Primé au festival indépendant de Sundance, Requiem for a dream est l'adaptation d'un livre du romancier américain Hubert Selby Jr. Il raconte la plongée d'un jeune paumé et de sa mère dans la drogue. En gros, le scénario peut se résumer ainsi : une femme vit seule avec pour espoir obsessionnel d'être invitée sur le plateau de son émission de télé préférée. Elle suit alors un régime à base de cachets douteux pour enfin entrer dans la robe qu'elle aime tant et qui symbolise un passé révolu. Son fils est dépendant à la drogue sous toutes ses formes. Avec sa petite amie et son copain de toujours, ils décident de dealer à grande échelle pour se défoncer sans limites. Ces quatre personnages vont progressivement sombrer dans la déchéance la plus horrible à la suite d'une lente et douloureuse chute.

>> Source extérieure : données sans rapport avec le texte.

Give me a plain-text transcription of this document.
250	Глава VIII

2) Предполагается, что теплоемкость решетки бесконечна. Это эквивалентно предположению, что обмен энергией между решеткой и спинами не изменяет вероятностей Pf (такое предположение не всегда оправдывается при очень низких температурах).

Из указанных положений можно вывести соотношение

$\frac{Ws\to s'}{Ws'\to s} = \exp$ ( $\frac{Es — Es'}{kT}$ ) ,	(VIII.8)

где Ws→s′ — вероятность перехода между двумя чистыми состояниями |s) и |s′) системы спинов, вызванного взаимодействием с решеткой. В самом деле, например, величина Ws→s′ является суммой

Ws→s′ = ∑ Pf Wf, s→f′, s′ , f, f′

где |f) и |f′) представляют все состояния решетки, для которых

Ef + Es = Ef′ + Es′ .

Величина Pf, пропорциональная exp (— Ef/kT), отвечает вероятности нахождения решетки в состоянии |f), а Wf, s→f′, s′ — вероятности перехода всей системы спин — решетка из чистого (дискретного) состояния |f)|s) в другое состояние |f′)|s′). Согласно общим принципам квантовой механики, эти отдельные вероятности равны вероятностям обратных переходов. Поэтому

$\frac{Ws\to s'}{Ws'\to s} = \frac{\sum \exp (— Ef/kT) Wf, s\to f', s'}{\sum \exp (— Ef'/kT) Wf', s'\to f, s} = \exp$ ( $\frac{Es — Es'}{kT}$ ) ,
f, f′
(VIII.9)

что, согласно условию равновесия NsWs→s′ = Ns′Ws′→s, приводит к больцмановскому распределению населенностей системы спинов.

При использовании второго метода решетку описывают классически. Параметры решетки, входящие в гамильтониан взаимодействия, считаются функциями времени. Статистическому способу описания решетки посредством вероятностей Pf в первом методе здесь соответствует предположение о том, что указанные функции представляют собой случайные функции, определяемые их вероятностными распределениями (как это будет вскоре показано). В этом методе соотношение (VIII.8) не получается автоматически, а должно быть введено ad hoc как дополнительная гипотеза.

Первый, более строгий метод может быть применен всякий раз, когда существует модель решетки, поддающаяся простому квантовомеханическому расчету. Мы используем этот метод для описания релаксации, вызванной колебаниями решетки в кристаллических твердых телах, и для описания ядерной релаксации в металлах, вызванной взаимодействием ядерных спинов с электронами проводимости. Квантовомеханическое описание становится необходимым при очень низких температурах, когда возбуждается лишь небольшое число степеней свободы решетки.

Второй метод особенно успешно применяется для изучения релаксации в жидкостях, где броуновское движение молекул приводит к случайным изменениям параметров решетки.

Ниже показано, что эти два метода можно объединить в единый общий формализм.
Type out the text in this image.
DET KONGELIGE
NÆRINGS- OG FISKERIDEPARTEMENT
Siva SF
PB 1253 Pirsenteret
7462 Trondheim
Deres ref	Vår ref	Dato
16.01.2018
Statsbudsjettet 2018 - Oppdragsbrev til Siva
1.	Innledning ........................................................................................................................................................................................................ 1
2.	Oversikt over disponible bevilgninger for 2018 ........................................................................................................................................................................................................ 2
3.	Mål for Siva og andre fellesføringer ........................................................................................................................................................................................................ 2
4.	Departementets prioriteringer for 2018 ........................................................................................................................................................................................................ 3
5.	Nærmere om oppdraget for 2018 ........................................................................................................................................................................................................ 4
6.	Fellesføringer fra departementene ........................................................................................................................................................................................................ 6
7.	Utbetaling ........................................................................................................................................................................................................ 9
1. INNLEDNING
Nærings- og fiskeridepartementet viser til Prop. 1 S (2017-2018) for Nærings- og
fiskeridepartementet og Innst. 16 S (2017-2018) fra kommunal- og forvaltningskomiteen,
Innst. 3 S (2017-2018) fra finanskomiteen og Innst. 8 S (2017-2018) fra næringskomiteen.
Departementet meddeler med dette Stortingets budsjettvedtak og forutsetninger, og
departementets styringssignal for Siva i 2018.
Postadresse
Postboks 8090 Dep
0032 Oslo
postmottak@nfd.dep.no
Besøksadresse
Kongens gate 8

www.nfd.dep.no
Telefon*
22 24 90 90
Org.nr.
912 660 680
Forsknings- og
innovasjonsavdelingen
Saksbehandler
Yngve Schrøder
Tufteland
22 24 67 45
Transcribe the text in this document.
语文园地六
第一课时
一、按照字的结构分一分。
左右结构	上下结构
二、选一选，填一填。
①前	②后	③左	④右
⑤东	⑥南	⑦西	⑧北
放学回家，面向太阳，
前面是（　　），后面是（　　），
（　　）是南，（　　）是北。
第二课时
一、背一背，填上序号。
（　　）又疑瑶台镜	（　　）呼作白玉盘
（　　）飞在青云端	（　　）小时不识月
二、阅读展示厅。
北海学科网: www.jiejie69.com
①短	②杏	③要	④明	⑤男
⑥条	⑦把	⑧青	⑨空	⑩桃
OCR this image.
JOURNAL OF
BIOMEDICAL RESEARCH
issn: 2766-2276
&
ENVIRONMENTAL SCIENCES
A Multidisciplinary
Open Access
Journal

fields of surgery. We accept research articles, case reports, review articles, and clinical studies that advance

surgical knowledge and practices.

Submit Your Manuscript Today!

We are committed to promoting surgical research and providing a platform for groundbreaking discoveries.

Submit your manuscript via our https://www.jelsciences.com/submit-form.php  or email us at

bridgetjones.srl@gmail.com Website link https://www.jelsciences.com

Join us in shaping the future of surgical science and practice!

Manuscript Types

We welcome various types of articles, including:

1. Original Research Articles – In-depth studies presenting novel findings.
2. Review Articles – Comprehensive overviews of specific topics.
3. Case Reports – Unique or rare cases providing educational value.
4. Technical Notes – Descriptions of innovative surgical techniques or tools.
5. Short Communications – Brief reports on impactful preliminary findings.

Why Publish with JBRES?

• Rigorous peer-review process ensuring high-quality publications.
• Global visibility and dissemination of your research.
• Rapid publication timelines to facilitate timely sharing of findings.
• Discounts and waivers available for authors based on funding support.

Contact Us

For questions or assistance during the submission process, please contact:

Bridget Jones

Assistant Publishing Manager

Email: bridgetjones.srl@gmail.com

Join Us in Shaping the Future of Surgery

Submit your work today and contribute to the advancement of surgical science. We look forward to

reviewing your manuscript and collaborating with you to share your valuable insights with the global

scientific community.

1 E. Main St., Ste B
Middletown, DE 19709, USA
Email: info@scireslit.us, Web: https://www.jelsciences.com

A la lecture de ce résumé, on pourrait s'attendre à un nième film sur la drogue, et bien non, à la différence de films comme Trainspotting, Requiem for a dream est un véritable film choc qui mérite d'être vu plusieurs fois pour en saisir l'intensité dramatique et la critique sociale. Son originalité est qu'il aborde la question de toutes les drogues : bien sûr les drogues en tant que substances, mais celles que le système ne qualifie pas ainsi mais qui en sont de véritables comme la télé. Sur la télé justement, ce film en réalise une critique magistrale en tant que drogue institutionnalisée qui permet à ceux qui ne se shootent pas directement de fuir une vie médiocre en vivant par substitution. Sur cette base, Aronofsky va mettre en parallèle deux déchéances : le fils, dont on pense qu'il est le seul toxico avec ses potes. A force de vouloir toujours plus de shooter, ils vont tomber dans les pires humiliations : le fils sera amputé d'un bras gangrené par la drogue, la copine se prostitue dans d'horribles partouzes et le pote finit en taule. Mais le film ne s'arrête pas là puisque l'accoutumance décrite comme la plus horrible et qui est source pour le spectateur du plus fort traumatisme est celle de la mère. A cause de la dépendance causée par son régime, elle va finir dans un asile de fou, obsédée par son émission, subissant des traitements horribles.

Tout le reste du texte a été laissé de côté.